Früher war ihm das nie passiert. Jede Waffe hatte stets ruhig in seinen Händen gelegen.
Aber die Kugel der weißen Frau, die tief in seiner Brust saß, schwächte ihn, trotz der heilenden Kräuter, die er auf die Wunde gelegt hatte. Die Kräuter halfen, die Blutung zu stillen und die Wunde rasch zu verschließen. Doch die Kugel steckte noch in seiner Brust, schmerzte bei jeder Bewegung, manchmal fast unerträglich.
Es war eine Kugel der Weißen!
Die Bleichgesichter hatten ihn verwundet, hatte seine Brüder getötet und skalpiert, wie sie es mit Kindern, Frauen und Alten im Lager der Kaminu getan hatten. Es gab keinen Grund, sie zu schonen!
Riding Bear nahm die Kraft der Erde, auf der er lag, in sich auf.
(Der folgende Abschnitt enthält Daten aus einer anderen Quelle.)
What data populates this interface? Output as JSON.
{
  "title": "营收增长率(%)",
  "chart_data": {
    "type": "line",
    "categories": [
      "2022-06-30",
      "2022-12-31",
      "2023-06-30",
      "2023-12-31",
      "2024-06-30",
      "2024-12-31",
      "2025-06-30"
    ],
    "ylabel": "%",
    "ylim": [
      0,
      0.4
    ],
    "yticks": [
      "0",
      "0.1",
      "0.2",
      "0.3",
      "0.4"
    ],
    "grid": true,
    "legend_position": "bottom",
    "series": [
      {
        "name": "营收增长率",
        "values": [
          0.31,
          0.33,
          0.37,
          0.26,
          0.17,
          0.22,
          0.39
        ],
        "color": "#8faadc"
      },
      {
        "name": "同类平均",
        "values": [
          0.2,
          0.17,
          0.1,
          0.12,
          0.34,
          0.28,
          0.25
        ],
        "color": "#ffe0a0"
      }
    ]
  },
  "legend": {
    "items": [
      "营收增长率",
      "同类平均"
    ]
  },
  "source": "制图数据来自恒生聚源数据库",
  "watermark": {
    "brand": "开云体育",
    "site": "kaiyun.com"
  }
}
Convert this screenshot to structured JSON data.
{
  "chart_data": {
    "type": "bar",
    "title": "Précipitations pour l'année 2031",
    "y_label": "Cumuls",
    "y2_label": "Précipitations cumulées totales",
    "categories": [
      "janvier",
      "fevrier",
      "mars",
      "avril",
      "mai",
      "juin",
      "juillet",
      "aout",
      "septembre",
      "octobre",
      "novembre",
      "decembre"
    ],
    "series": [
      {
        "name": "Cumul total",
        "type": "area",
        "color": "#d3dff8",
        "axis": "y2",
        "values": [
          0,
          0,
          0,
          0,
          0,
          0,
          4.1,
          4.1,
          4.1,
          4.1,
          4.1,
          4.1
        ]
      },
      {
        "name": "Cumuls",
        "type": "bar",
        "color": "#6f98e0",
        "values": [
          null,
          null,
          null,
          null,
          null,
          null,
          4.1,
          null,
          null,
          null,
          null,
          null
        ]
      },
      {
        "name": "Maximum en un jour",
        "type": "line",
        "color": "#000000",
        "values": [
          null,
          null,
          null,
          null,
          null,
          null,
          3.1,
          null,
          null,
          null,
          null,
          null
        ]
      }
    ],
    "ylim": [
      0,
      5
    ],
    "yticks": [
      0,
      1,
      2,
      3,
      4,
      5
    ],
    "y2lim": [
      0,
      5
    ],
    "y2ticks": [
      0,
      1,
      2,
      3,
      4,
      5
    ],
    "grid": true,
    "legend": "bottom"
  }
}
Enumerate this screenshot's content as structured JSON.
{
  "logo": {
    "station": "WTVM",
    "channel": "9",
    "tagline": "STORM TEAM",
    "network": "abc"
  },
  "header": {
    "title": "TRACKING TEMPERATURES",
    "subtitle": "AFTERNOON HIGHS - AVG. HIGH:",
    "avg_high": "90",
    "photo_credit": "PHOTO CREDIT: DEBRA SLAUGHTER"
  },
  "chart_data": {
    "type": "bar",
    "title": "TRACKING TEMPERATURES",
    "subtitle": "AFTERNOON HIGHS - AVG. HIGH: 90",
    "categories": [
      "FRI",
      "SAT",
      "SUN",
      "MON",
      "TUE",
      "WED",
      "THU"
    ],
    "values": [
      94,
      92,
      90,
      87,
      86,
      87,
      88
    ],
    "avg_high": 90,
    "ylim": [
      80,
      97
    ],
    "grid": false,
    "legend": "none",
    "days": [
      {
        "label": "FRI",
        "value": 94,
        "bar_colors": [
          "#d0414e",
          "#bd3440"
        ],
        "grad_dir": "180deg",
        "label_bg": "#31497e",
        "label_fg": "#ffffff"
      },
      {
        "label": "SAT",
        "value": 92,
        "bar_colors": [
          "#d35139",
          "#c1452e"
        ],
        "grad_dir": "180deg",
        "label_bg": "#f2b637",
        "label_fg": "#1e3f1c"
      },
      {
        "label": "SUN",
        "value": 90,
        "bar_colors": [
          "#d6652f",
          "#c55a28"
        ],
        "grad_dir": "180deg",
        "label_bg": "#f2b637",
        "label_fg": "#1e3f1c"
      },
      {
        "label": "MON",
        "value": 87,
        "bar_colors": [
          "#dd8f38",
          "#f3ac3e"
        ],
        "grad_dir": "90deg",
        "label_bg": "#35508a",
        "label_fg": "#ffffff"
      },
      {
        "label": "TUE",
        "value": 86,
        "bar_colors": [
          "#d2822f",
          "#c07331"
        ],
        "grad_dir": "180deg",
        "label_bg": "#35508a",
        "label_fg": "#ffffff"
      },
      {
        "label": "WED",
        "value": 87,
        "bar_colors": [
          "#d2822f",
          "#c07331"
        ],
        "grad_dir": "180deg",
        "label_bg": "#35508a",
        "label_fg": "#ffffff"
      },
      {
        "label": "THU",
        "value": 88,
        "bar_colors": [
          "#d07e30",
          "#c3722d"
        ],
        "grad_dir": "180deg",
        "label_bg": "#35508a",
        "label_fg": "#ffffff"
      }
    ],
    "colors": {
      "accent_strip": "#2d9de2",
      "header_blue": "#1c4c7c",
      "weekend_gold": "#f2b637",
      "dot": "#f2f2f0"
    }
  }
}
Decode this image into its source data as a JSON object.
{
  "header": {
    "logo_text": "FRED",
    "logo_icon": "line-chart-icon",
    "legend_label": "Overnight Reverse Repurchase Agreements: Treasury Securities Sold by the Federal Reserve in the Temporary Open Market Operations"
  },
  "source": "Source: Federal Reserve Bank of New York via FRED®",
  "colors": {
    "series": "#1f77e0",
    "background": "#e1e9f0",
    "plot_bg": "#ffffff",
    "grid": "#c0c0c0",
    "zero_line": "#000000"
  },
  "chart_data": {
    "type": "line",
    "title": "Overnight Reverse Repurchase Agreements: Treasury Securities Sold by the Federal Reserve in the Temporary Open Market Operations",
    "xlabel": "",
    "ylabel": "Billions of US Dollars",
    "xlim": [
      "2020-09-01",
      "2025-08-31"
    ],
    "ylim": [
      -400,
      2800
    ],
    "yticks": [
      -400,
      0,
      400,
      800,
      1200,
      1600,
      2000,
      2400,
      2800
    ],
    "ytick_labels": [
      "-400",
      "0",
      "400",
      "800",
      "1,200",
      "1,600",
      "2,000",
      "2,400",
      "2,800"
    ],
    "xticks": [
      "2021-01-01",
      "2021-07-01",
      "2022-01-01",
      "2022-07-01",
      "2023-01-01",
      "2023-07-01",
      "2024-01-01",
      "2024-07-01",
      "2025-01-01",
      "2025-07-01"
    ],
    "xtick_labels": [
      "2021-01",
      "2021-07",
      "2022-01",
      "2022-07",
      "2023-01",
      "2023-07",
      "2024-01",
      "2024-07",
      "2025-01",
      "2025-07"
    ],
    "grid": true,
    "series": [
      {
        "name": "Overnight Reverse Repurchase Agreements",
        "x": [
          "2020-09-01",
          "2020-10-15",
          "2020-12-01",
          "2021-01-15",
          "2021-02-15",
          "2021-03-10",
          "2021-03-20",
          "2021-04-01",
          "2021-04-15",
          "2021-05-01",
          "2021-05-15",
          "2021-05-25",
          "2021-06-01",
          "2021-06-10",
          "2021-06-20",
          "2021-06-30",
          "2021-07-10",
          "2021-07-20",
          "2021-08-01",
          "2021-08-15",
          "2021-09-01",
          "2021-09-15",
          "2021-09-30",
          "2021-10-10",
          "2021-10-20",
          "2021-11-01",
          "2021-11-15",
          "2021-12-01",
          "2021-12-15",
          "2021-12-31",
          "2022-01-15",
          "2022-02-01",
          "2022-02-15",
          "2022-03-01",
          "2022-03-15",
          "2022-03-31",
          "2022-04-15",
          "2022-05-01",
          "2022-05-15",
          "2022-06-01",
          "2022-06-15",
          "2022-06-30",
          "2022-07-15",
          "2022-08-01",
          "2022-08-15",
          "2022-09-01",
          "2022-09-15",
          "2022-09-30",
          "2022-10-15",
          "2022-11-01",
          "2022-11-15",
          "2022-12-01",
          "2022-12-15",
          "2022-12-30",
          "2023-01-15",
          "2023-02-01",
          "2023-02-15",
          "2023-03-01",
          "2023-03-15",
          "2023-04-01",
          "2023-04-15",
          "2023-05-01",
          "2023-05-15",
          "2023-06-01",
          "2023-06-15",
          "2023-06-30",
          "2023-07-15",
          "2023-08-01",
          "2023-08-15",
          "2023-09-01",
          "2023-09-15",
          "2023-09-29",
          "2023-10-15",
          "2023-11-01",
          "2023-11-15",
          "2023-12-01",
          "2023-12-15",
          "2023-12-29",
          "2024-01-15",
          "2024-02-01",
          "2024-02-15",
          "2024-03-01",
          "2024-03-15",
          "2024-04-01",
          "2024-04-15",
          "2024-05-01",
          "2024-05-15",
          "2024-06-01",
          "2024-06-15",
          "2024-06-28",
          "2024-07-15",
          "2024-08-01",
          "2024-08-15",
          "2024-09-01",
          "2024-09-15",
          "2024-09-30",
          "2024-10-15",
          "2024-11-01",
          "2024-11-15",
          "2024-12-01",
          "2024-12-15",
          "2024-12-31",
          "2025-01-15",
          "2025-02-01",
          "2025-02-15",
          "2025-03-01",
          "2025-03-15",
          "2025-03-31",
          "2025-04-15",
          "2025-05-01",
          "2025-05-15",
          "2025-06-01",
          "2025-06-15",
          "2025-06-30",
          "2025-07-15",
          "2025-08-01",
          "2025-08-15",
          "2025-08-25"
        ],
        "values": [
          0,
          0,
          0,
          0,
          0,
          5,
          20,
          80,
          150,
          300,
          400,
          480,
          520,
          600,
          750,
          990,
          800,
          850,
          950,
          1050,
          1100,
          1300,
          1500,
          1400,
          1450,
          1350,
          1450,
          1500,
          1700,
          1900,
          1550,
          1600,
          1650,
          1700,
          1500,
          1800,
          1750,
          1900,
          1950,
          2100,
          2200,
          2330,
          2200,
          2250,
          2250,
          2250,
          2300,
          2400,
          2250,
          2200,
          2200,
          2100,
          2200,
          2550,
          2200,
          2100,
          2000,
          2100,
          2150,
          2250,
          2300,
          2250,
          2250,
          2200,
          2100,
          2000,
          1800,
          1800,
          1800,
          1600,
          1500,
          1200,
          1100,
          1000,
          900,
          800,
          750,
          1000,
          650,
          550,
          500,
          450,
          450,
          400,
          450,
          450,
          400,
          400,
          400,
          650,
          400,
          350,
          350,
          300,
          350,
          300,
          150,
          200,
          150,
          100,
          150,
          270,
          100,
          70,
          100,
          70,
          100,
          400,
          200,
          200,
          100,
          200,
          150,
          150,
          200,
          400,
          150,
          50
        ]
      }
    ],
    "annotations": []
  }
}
Sie kühlte seinen Schmerz und ließ seine Arme und Hände ruhiger werden.
Gerade als die Eisenspitze wieder auf den weißen Mann zeigte, setzte er sich in Bewegung und kletterte trotz seiner offensichtlichen Erschöpfung weiter.
Trotz allen Hasses auf die Weißen mußte Riding Bear ihn bewundern. So weit wie er wäre selbst mancher Krieger der Kaminu nicht gekommen.
Der Weiße blickte nach oben, suchte einen neuen Halt für seine aufgerissenen, blutigen Hände. Da erkannte der Rote sein Gesicht. Es war einer der beiden Männer, die den weißen Frauen zu Hilfe gekommen waren.
Er dachte an seinen Angriff auf den Planwagen und an die goldhaarige junge Squaw, die auf ihn geschossen hatte. Als er verwundet auf dem Pferd saß, so dicht vor ihr, hätte sie ihn töten können.
Er hatte viel darüber nachgedacht, weshalb sie es nicht getan hatte. Es konnte kein Versehen gewesen sein, daß ihre Kugel in die Erde unter seinem Appaloosa fuhr.
Sie hatte sein Leben verschont.
Warum?
Die Erkenntnis, daß nicht alle Weißen so schlecht waren, wie er und seine Brüder in ihrer Trauer und ihrem Haß glaubten, reifte nur langsam in Riding Bear heran. Zu frisch war noch die Trauer, zu stark der Schmerz über den erlittenen Verlust.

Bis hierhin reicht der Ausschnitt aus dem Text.